The first goal was not to build the whole automation. It was just to see if I could pull anything. I asked for help writing a simple Python script, added the API key, called one endpoint, and waited to see what came back.

It worked.

That sounds small now, but at the time it felt like magic. Data from a system I used every week was suddenly available in my terminal. I remember feeling shocked and excited because my brain immediately went to the next thought: if this is possible, a lot more is possible.

The test became a scheduled automation.

After the first pull worked, I started shaping the data into something useful. The script needed to know which meter points were commissioned and which were not. It also needed to sort the counts by commodity, so I built rules for water, thermal, hydro, EV, and gas meters. From there, I connected the Notion API and tested whether those summarized counts could update the right project records.

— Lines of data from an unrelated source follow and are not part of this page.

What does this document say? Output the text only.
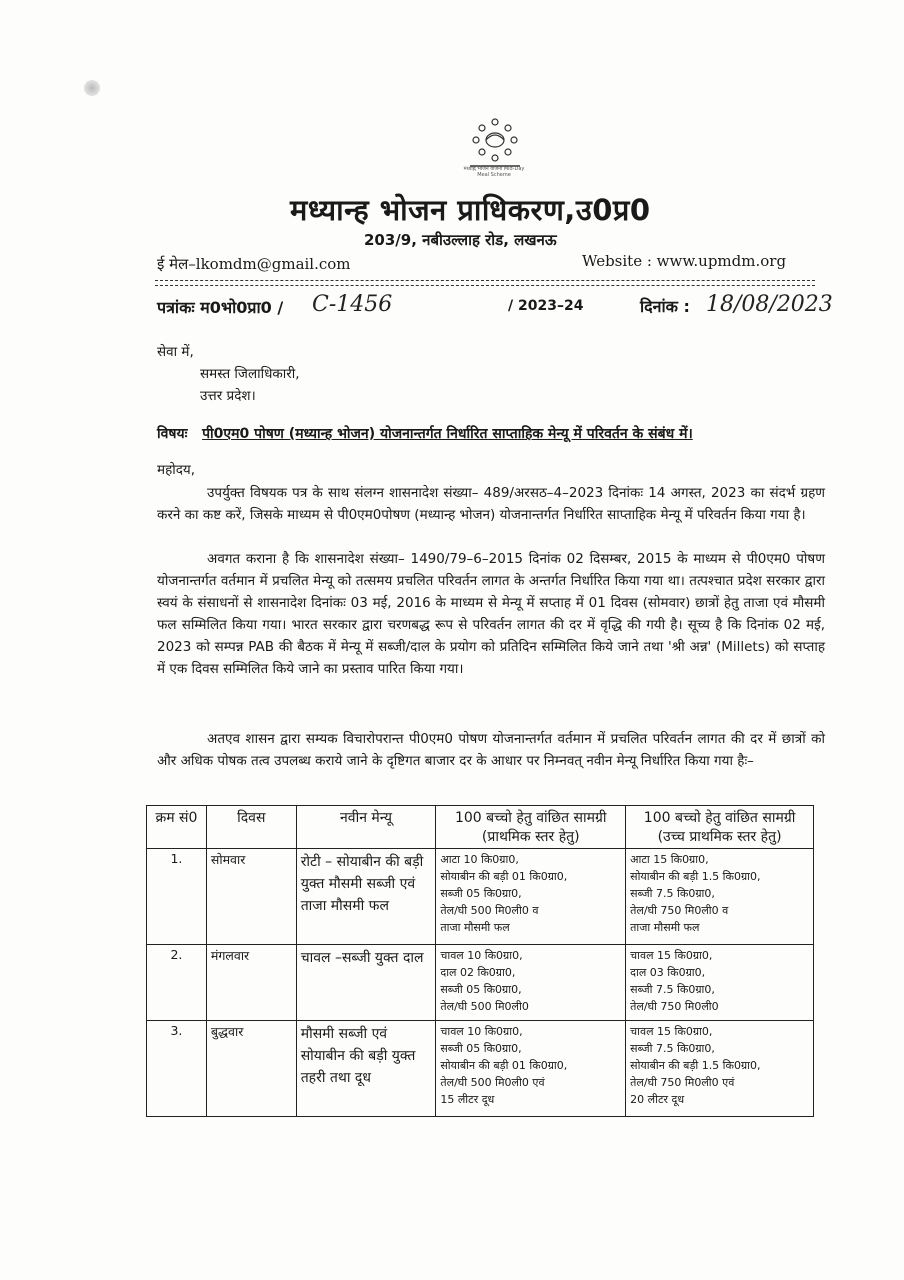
मध्याह्न भोजन योजना Mid-Day Meal Scheme
मध्यान्ह भोजन प्राधिकरण,उ0प्र0
203/9, नबीउल्लाह रोड, लखनऊ
ई मेल–lkomdm@gmail.com	Website : www.upmdm.org
पत्रांकः म0भो0प्रा0 / C-1456	/ 2023–24	दिनांक : 18/08/2023
सेवा में,
समस्त जिलाधिकारी,
उत्तर प्रदेश।
विषयः पी0एम0 पोषण (मध्यान्ह भोजन) योजनान्तर्गत निर्धारित साप्ताहिक मेन्यू में परिवर्तन के संबंध में।
महोदय,
उपर्युक्त विषयक पत्र के साथ संलग्न शासनादेश संख्या– 489/अरसठ–4–2023 दिनांकः 14 अगस्त, 2023 का संदर्भ ग्रहण करने का कष्ट करें, जिसके माध्यम से पी0एम0पोषण (मध्यान्ह भोजन) योजनान्तर्गत निर्धारित साप्ताहिक मेन्यू में परिवर्तन किया गया है।
अवगत कराना है कि शासनादेश संख्या– 1490/79–6–2015 दिनांक 02 दिसम्बर, 2015 के माध्यम से पी0एम0 पोषण योजनान्तर्गत वर्तमान में प्रचलित मेन्यू को तत्समय प्रचलित परिवर्तन लागत के अन्तर्गत निर्धारित किया गया था। तत्पश्चात प्रदेश सरकार द्वारा स्वयं के संसाधनों से शासनादेश दिनांकः 03 मई, 2016 के माध्यम से मेन्यू में सप्ताह में 01 दिवस (सोमवार) छात्रों हेतु ताजा एवं मौसमी फल सम्मिलित किया गया। भारत सरकार द्वारा चरणबद्ध रूप से परिवर्तन लागत की दर में वृद्धि की गयी है। सूच्य है कि दिनांक 02 मई, 2023 को सम्पन्न PAB की बैठक में मेन्यू में सब्जी/दाल के प्रयोग को प्रतिदिन सम्मिलित किये जाने तथा 'श्री अन्न' (Millets) को सप्ताह में एक दिवस सम्मिलित किये जाने का प्रस्ताव पारित किया गया।
अतएव शासन द्वारा सम्यक विचारोपरान्त पी0एम0 पोषण योजनान्तर्गत वर्तमान में प्रचलित परिवर्तन लागत की दर में छात्रों को और अधिक पोषक तत्व उपलब्ध कराये जाने के दृष्टिगत बाजार दर के आधार पर निम्नवत् नवीन मेन्यू निर्धारित किया गया हैः–
क्रम सं0	दिवस	नवीन मेन्यू	100 बच्चो हेतु वांछित सामग्री (प्राथमिक स्तर हेतु)	100 बच्चो हेतु वांछित सामग्री (उच्च प्राथमिक स्तर हेतु)
1.	सोमवार	रोटी – सोयाबीन की बड़ी युक्त मौसमी सब्जी एवं ताजा मौसमी फल	आटा 10 कि0ग्रा0,
सोयाबीन की बड़ी 01 कि0ग्रा0,
सब्जी 05 कि0ग्रा0,
तेल/घी 500 मि0ली0 व
ताजा मौसमी फल	आटा 15 कि0ग्रा0,
सोयाबीन की बड़ी 1.5 कि0ग्रा0,
सब्जी 7.5 कि0ग्रा0,
तेल/घी 750 मि0ली0 व
ताजा मौसमी फल

2.	मंगलवार	चावल –सब्जी युक्त दाल	चावल 10 कि0ग्रा0,
दाल 02 कि0ग्रा0,
सब्जी 05 कि0ग्रा0,
तेल/घी 500 मि0ली0	चावल 15 कि0ग्रा0,
दाल 03 कि0ग्रा0,
सब्जी 7.5 कि0ग्रा0,
तेल/घी 750 मि0ली0

3.	बुद्धवार	मौसमी सब्जी एवं सोयाबीन की बड़ी युक्त तहरी तथा दूध	चावल 10 कि0ग्रा0,
सब्जी 05 कि0ग्रा0,
सोयाबीन की बड़ी 01 कि0ग्रा0,
तेल/घी 500 मि0ली0 एवं
15 लीटर दूध	चावल 15 कि0ग्रा0,
सब्जी 7.5 कि0ग्रा0,
सोयाबीन की बड़ी 1.5 कि0ग्रा0,
तेल/घी 750 मि0ली0 एवं
20 लीटर दूध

That worked too. Eventually the script became a weekly automation that runs every Monday at 10:30 AM. It processes 189 projects, pulls the meter data, applies the commissioning logic, and pushes the project-level progress into Notion. The update only moves one way: from the meter data portal into Notion.

Before this, four PMs spent roughly eight hours a week keeping those progress bars current by hand. The automation removed that manual update cycle, but the bigger change was personal. This was the project where I learned Python, APIs, request sequencing, data shaping, and how to avoid hammering a server. It was also where I realized AI tools could help me build things I did not yet know how to build.

  • Runs every Monday at 10:30 AM.
  • Processes 189 projects per run.
  • Saves roughly eight hours a week across four PMs.